Die Neutralezone wird durch die 30 cm breite rote Linie halbiert. Mittig auf der roten Linie befindet sich der Anspielpunkt, innerhalb des Anspielkreises. Insgesamt gibt es fünf Anspielkreise, die alle einen Radius von 4,5 m haben. Jener in der Mitte des Spielfeldes, und jeweils zwei in den Verteidigungszonen. Als 4. und 5. Querlinie durchziehen die Torlinien das gesamte Spielfeld. Die Spielbänke befinden sich außerhalb der längsseitigen Banden der neutralen Zone, gegenüber befindet sich die Zeitnehmung und die Strafbänke. Das Spielfeld ist anders wie als bei anderen Feldsportarten, beim Eishockey reicht das Spielfeld um die Tore herum. In der Regel ist das Spielfeld mit Holz und Kunststoffwänden umgeben. Abweichungen im Spielfeld gibt es in der nordamerikanischen NHL, da beträgt die breite ca 26m und die Länge 56m. Es verfügt auch über eine andere Verteilung der Spielfeldzonen. Somit ist das Spiel in Nordamerika etwas schneller und aggressiver als in Europa.
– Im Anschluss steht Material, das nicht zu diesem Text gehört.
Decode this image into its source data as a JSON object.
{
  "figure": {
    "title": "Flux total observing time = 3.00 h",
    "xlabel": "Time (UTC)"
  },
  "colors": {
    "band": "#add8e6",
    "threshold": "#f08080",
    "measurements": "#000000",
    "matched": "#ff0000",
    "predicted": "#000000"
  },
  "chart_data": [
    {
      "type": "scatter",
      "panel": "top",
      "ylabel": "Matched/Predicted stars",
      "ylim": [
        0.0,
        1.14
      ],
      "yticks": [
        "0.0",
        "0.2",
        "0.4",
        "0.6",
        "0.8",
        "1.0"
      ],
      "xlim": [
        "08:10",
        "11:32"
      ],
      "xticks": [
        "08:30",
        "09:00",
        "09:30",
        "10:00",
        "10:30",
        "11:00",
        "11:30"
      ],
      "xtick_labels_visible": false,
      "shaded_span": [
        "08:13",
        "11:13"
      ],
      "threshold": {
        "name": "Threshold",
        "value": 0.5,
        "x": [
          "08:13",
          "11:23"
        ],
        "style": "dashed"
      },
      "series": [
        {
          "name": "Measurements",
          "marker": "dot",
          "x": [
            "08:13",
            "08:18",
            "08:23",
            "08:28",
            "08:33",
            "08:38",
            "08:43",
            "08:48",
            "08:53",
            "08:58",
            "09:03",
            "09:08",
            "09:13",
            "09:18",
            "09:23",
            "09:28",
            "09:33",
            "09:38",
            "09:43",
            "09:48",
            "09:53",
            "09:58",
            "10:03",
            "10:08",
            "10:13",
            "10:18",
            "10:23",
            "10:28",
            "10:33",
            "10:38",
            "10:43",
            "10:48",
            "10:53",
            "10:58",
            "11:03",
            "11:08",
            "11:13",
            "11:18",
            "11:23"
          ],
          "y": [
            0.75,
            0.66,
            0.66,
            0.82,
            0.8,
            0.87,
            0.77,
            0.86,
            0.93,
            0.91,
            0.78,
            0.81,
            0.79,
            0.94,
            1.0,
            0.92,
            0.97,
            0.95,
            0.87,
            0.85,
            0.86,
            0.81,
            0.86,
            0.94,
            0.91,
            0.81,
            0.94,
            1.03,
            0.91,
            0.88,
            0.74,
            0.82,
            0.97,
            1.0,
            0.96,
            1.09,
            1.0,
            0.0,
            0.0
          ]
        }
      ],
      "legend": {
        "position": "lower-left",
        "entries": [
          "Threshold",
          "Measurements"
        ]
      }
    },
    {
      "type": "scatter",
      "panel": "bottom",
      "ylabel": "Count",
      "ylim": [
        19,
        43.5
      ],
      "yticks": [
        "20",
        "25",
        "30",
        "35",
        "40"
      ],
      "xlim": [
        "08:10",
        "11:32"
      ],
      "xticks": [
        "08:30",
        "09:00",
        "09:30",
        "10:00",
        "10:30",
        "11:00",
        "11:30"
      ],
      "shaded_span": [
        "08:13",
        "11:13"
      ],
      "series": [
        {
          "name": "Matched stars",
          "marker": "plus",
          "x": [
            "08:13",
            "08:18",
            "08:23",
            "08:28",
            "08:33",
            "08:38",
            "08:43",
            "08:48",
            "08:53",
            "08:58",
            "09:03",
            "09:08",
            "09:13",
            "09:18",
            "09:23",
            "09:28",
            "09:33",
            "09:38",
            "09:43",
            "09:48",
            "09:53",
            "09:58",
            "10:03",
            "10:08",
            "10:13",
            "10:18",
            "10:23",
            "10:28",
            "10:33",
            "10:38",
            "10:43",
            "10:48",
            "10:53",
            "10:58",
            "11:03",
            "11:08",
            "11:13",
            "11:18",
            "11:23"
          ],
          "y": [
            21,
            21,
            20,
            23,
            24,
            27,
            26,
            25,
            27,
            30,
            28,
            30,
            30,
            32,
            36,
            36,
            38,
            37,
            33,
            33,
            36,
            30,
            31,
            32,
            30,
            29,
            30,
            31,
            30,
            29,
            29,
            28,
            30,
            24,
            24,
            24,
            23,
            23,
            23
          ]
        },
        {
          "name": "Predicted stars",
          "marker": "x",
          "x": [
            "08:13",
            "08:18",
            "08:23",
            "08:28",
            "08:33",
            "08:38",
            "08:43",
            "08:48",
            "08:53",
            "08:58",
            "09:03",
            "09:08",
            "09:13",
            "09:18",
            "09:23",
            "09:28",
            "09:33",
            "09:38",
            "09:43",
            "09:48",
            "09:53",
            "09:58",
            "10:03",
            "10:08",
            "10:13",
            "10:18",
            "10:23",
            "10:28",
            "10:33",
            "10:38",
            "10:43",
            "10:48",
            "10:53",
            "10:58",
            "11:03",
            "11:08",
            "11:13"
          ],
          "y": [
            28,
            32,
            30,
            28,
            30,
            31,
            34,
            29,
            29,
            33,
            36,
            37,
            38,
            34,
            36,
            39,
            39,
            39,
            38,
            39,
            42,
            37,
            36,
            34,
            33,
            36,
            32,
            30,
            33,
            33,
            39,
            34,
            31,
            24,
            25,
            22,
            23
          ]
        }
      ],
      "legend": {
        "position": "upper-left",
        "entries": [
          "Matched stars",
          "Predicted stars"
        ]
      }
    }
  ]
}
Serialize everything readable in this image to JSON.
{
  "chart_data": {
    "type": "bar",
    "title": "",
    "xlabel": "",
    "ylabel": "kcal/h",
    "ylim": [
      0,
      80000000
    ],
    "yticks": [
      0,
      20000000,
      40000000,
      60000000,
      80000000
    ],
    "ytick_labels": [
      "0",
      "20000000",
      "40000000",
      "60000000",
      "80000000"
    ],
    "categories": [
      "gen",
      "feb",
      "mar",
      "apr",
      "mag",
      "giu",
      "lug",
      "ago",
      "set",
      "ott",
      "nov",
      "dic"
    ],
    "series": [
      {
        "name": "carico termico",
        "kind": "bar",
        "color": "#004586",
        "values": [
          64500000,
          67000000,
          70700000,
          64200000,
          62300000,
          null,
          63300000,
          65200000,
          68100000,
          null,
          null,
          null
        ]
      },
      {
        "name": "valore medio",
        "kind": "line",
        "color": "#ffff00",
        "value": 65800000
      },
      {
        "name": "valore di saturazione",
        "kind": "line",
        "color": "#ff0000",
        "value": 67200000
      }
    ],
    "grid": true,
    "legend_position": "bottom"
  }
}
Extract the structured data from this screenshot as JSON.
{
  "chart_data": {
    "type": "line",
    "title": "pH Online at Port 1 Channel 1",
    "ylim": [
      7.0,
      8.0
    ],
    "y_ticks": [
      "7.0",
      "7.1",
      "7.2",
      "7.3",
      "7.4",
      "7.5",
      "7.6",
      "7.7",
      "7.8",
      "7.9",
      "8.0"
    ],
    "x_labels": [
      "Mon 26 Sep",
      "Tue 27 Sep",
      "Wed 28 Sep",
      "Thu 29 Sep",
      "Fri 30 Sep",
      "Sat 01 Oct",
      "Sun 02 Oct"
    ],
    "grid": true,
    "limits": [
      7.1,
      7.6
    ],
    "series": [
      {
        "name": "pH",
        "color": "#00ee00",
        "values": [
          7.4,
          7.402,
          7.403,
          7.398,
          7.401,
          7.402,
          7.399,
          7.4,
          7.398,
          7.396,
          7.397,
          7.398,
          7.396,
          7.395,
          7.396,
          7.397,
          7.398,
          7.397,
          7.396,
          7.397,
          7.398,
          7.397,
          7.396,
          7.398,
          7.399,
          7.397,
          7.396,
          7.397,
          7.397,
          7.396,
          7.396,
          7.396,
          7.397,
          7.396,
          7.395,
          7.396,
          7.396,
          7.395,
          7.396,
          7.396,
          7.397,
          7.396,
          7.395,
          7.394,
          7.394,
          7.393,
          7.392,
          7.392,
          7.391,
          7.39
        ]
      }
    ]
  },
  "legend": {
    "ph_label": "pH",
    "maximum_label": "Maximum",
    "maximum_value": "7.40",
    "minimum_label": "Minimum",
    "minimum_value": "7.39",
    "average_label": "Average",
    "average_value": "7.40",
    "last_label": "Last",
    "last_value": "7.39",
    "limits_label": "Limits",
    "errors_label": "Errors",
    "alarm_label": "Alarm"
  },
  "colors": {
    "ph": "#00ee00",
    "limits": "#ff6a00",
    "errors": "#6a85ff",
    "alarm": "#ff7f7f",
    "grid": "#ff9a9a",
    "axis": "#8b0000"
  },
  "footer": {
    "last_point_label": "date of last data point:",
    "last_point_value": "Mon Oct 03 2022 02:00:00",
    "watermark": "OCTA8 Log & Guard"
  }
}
Team,Spieler und Ausrüstung

Aus maximal 22 Spielern besteht eine Mannschaft, davon sind 20 Feldspieler und 2 Torhüter. Allerdings dürfen sich maximal 6 Spieler gleichzeitig auf dem Eis befinden. In der Regel besteht dies aus 5 Feldspielern und einem Torwart. Der Torwart wird nur in besonderen Situationen durch einen sechsten Feldspieler ersetzt. Meist wird in Reihen bzw. Blöcken gespielt, das heißt soviel wie das Stürmer und Verteidiger möglichst immer mit dem gleichen Partner spielen. Eine Mannschaft die optimal besetzt ist hat vier Verteidigungsreihen (4x 2+2 Spieler=10 Spieler) Somit ergibt das 10 Verteidiger und 1 Torwart+12 Stürmer+2 Ersatztorhüter = 25 Spieler. Jedoch darf die Anzahl der gemeldeten Spieler in einem Spiel/ Turnier nicht mehr als 22 betragen. Ein Team muss jeweils zwei Assistenten und einen Kapitän bestimmen. Dieser trägt zur Erkennung ein "A" für Assistant oder ein "C" für Captain auf der Brust. Bei Unklarheiten oder Fehlentscheidungen darf der Kapitän als Einziger den Schiedsrichter nach der Regelauslegung befragen. Das Austauschen der Spieler ist nicht nur während der Spielunterbrechung möglich, sondern kann beliebig erfolgen. Meist wechseln die Teams alle 40 bis 100 Sekunden. Um Verletzungen vorzubeugen ist eine umfassende Schutzausrüstung vorgeschrieben. Die Schutzausrüstung beträgt neben dem Eishockey-Schlittschuh und dem Schläger noch einen Helm mit Helmvisier, Nacken- und Kehlkopfschutz, Mund- und Zahnschutz und Handschuhe. Außerdem tragen die Spieler eine Brust- und Schulterschutz. Da sich die Torhüter einer erhöhten Gefahr durch die abgefeuerten Schüsse aussetzen, haben sie eine besondere Schutzausrüstung. Sie tragen besondere Torhüter-Schlittschuhe, einen Helm mit Gesichtsmaske, Beinschoner, einen Stock,Blockhandschuhe mit Schutzplatte und einen Fanghandschuh.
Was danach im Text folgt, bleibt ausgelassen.